Replication and Partitioning¶
Replication¶
Every machine holds all files.
Pros: load balancing, high availability, fault tolerance
Cons: writes must propagate to all replicas (synchronous = slow writes; asynchronous = requires conflict resolution, e.g., voting)
Partitioning¶
Each machine holds a subset of files (by name, directory, etc.).
Pros: scalable file system size (add machines), writes localized to one machine
Cons: machine failure loses that partition’s files, potential hotspots if access is uneven
Example — 3 machines, 100 files each:
Replicated: 100 total files, 0% lost on single failure
Partitioned: 300 total files, 33% lost on single failure
Combined approach (partition + replicate each partition) provides the best balance of size and resiliency.
Network File System (NFS)¶
NFS is a widely deployed DFS originally from Sun Microsystems. Clients access remote files through the VFS interface using normal file descriptors.
Architecture¶
Client application uses VFS; VFS routes to local FS or NFS client
NFS client communicates with NFS server on the remote machine via RPC
NFS server translates requests into local file system operations
On open, server returns a file handle (byte sequence encoding server + file info); used in all subsequent operations
A file handle becomes stale when the remote file is deleted (not when outdated, server unresponsive, or open too long)
NFS Versions¶
NFSv3 — stateless by protocol specification; implementations typically bolt on caching and locking modules
NFSv4 — stateful by design; natively supports caching and locking
Caching semantics:
Non-concurrent access → session semantics (flush on close, check on open)

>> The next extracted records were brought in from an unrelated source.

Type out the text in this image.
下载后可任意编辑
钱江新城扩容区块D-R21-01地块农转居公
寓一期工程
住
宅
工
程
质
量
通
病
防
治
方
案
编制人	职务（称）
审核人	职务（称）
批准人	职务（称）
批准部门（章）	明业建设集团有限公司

Additional periodic updates break pure session semantics when concurrent access occurs
Default periods: 3 seconds for files, 30 seconds for directories
NFSv4 delegation: server delegates full file management rights to a client for a period, avoiding update checks
Locking: lease-based — lock valid for a time period; client must release or renew before expiry. On client failure, lease expires and server reassigns. NFSv4 supports share reservations (reader/writer locks) with upgrade/downgrade.
NFS cache consistency is neither purely session nor purely periodic — it is a hybrid that depends on configuration.

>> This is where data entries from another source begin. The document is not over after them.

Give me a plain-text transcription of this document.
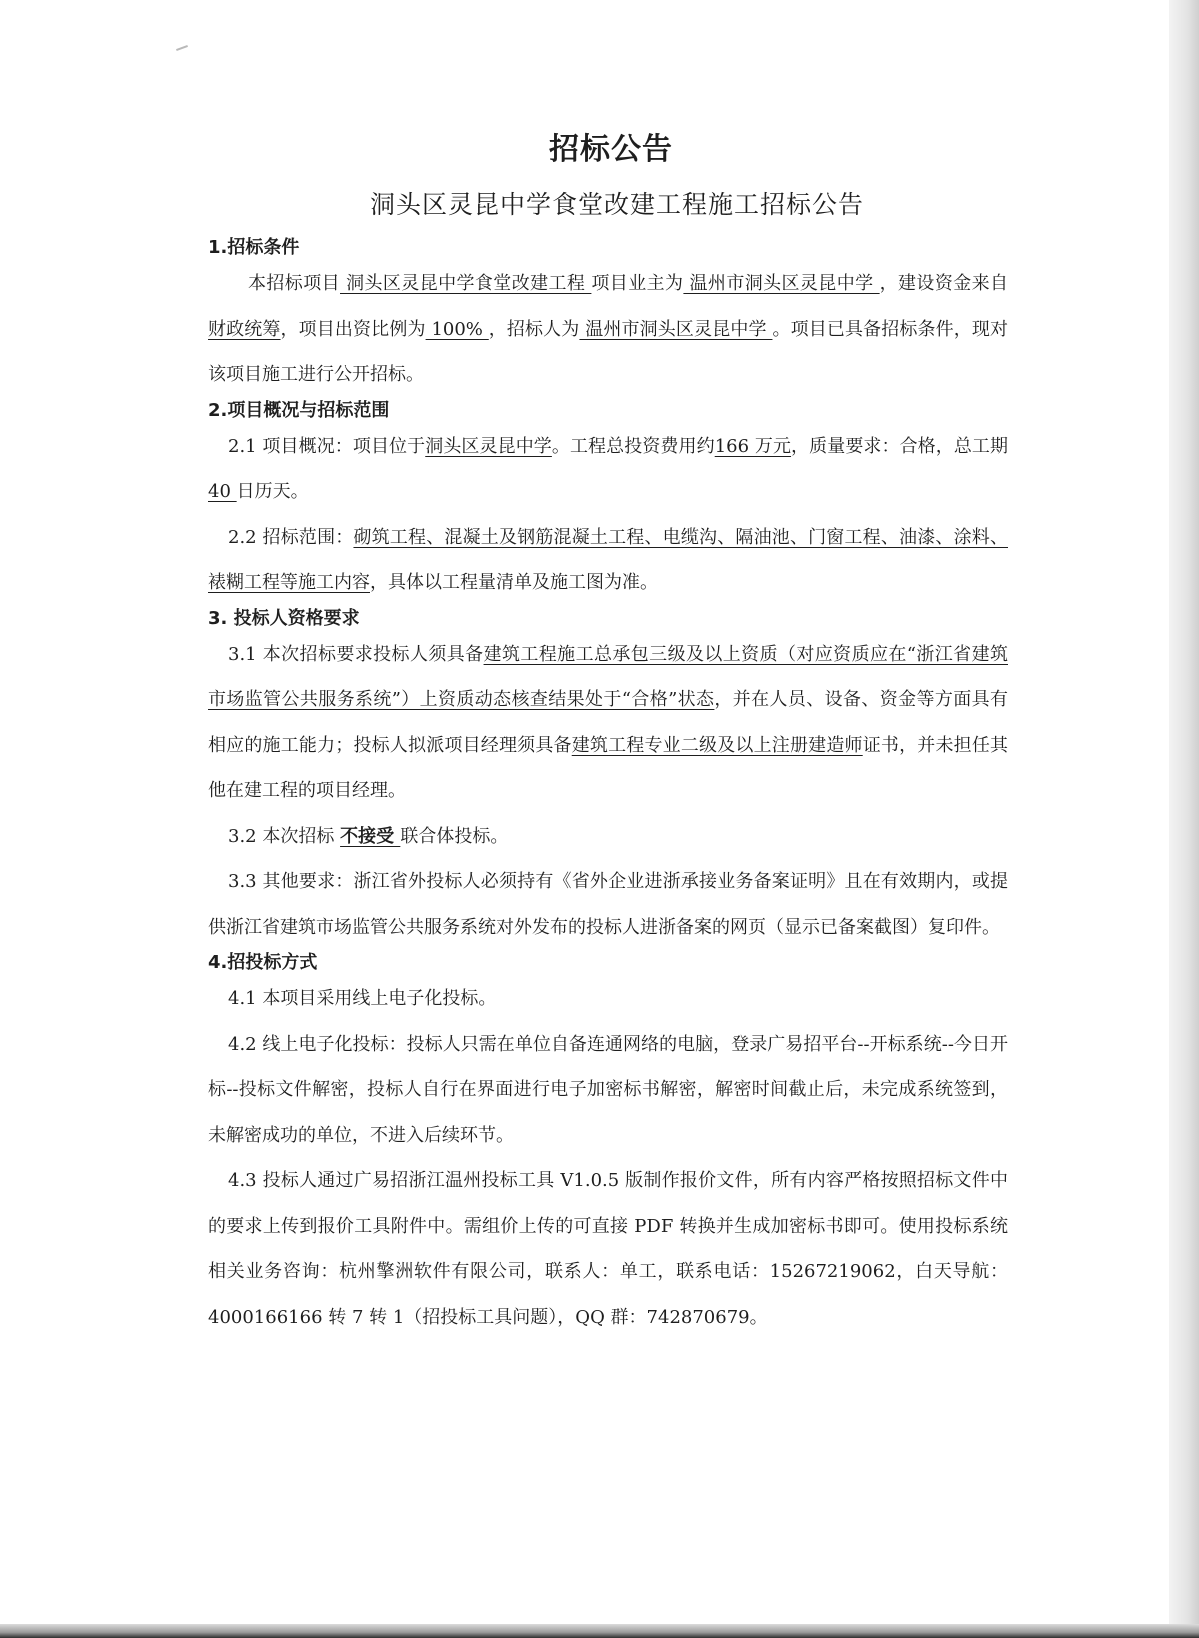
招标公告
洞头区灵昆中学食堂改建工程施工招标公告
1.招标条件

本招标项目 洞头区灵昆中学食堂改建工程 项目业主为 温州市洞头区灵昆中学 ，建设资金来自财政统筹，项目出资比例为 100% ，招标人为 温州市洞头区灵昆中学 。项目已具备招标条件，现对该项目施工进行公开招标。

2.项目概况与招标范围

2.1 项目概况：项目位于洞头区灵昆中学。工程总投资费用约166 万元，质量要求：合格，总工期 40 日历天。

2.2 招标范围：砌筑工程、混凝土及钢筋混凝土工程、电缆沟、隔油池、门窗工程、油漆、涂料、裱糊工程等施工内容，具体以工程量清单及施工图为准。

3. 投标人资格要求

3.1 本次招标要求投标人须具备建筑工程施工总承包三级及以上资质（对应资质应在“浙江省建筑市场监管公共服务系统”）上资质动态核查结果处于“合格”状态，并在人员、设备、资金等方面具有相应的施工能力；投标人拟派项目经理须具备建筑工程专业二级及以上注册建造师证书，并未担任其他在建工程的项目经理。

3.2 本次招标 不接受 联合体投标。

3.3 其他要求：浙江省外投标人必须持有《省外企业进浙承接业务备案证明》且在有效期内，或提供浙江省建筑市场监管公共服务系统对外发布的投标人进浙备案的网页（显示已备案截图）复印件。

4.招投标方式

4.1 本项目采用线上电子化投标。

4.2 线上电子化投标：投标人只需在单位自备连通网络的电脑，登录广易招平台--开标系统--今日开标--投标文件解密，投标人自行在界面进行电子加密标书解密，解密时间截止后，未完成系统签到，未解密成功的单位，不进入后续环节。

4.3 投标人通过广易招浙江温州投标工具 V1.0.5 版制作报价文件，所有内容严格按照招标文件中的要求上传到报价工具附件中。需组价上传的可直接 PDF 转换并生成加密标书即可。使用投标系统相关业务咨询：杭州擎洲软件有限公司，联系人：单工，联系电话：15267219062，白天导航：4000166166 转 7 转 1（招投标工具问题），QQ 群：742870679。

Sprite Distributed File System¶
Sprite (UC Berkeley) is a research DFS whose design was driven by measured file access patterns.
Access Pattern Observations¶
33% of accesses are writes — caching helps reads, but write-through wastes the benefit for one-third of accesses
75% of files open < 0.5 s; 90% open < 10 s — session semantics would still cause frequent server interactions
20–30% of new data deleted within 30 s; 50% within 5 min — write-back on close often unnecessary
File sharing is rare — no need to optimize for concurrent access
Design Decisions¶
Write-back policy: every 30 s, write back blocks not modified in the last 30 s (recently modified blocks are likely still being worked on)

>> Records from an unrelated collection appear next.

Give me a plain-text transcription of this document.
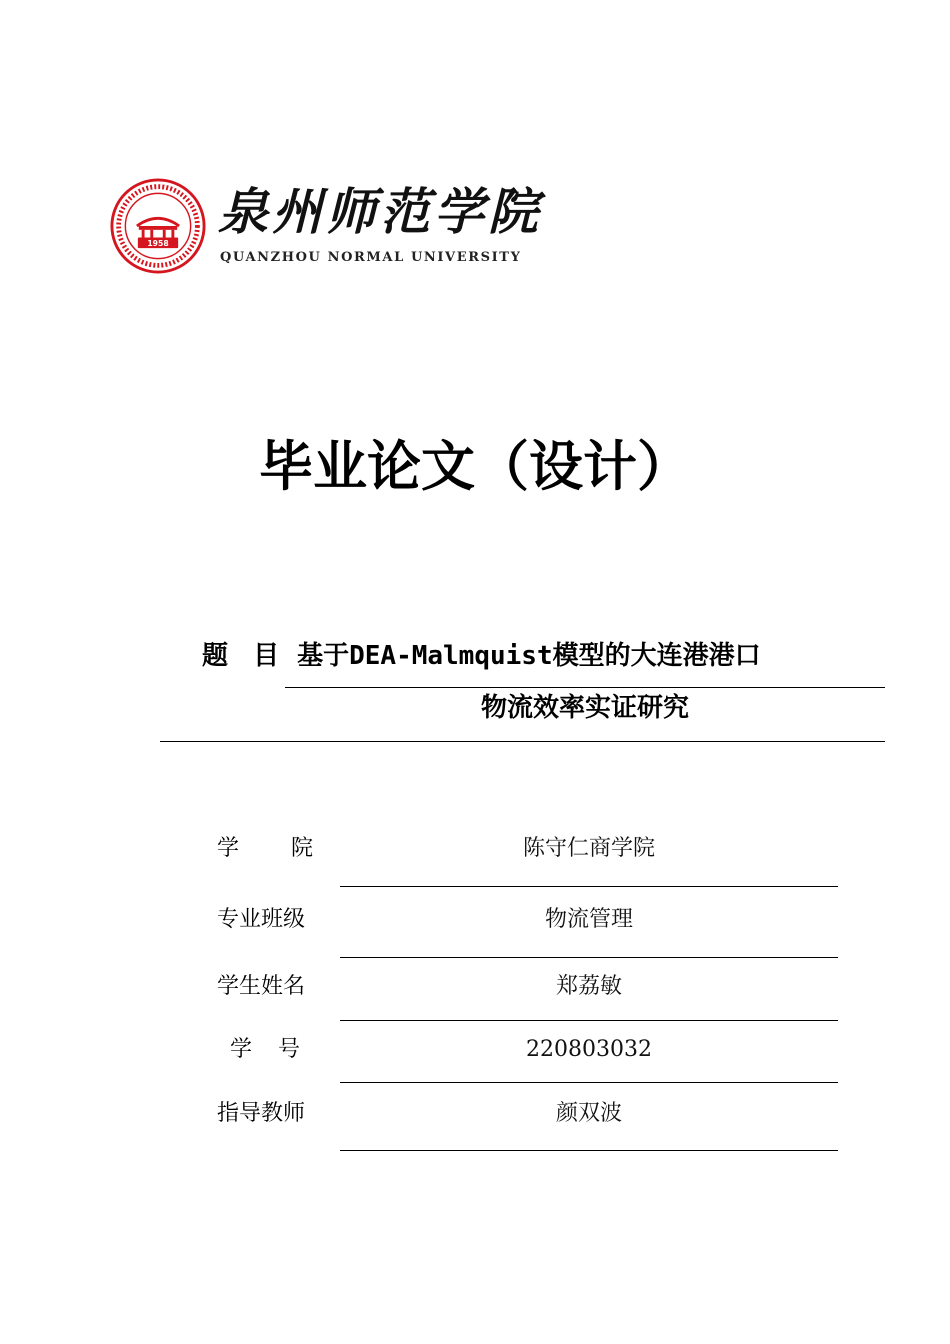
1958
泉州师范学院
QUANZHOU NORMAL UNIVERSITY
毕业论文（设计）
题 目 基于DEA-Malmquist模型的大连港港口
物流效率实证研究
学 院	陈守仁商学院
专业班级	物流管理
学生姓名	郑荔敏
学 号	220803032
指导教师	颜双波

No write-back on close — file can be opened, modified, closed multiple times before data reaches the server
When a new client opens a file currently being written, server contacts the writer to collect dirty blocks
Directories not cached on clients (every open goes to server)
Concurrent writes → caching disabled for that file; all accesses serialized at server. Re-enabled when concurrency ends.
File Access State¶
Client per-file state: cache status, cached blocks, dirty-block timestamps, version number.
Server per-file state: readers list, current writer, version number, cacheable flag.
Sequential sharing (writers take turns): caching allowed, sequential semantics.
Concurrent sharing (multiple simultaneous writers): caching disabled, all operations go through server. Sprite dynamically enables/disables caching based on detected sharing pattern.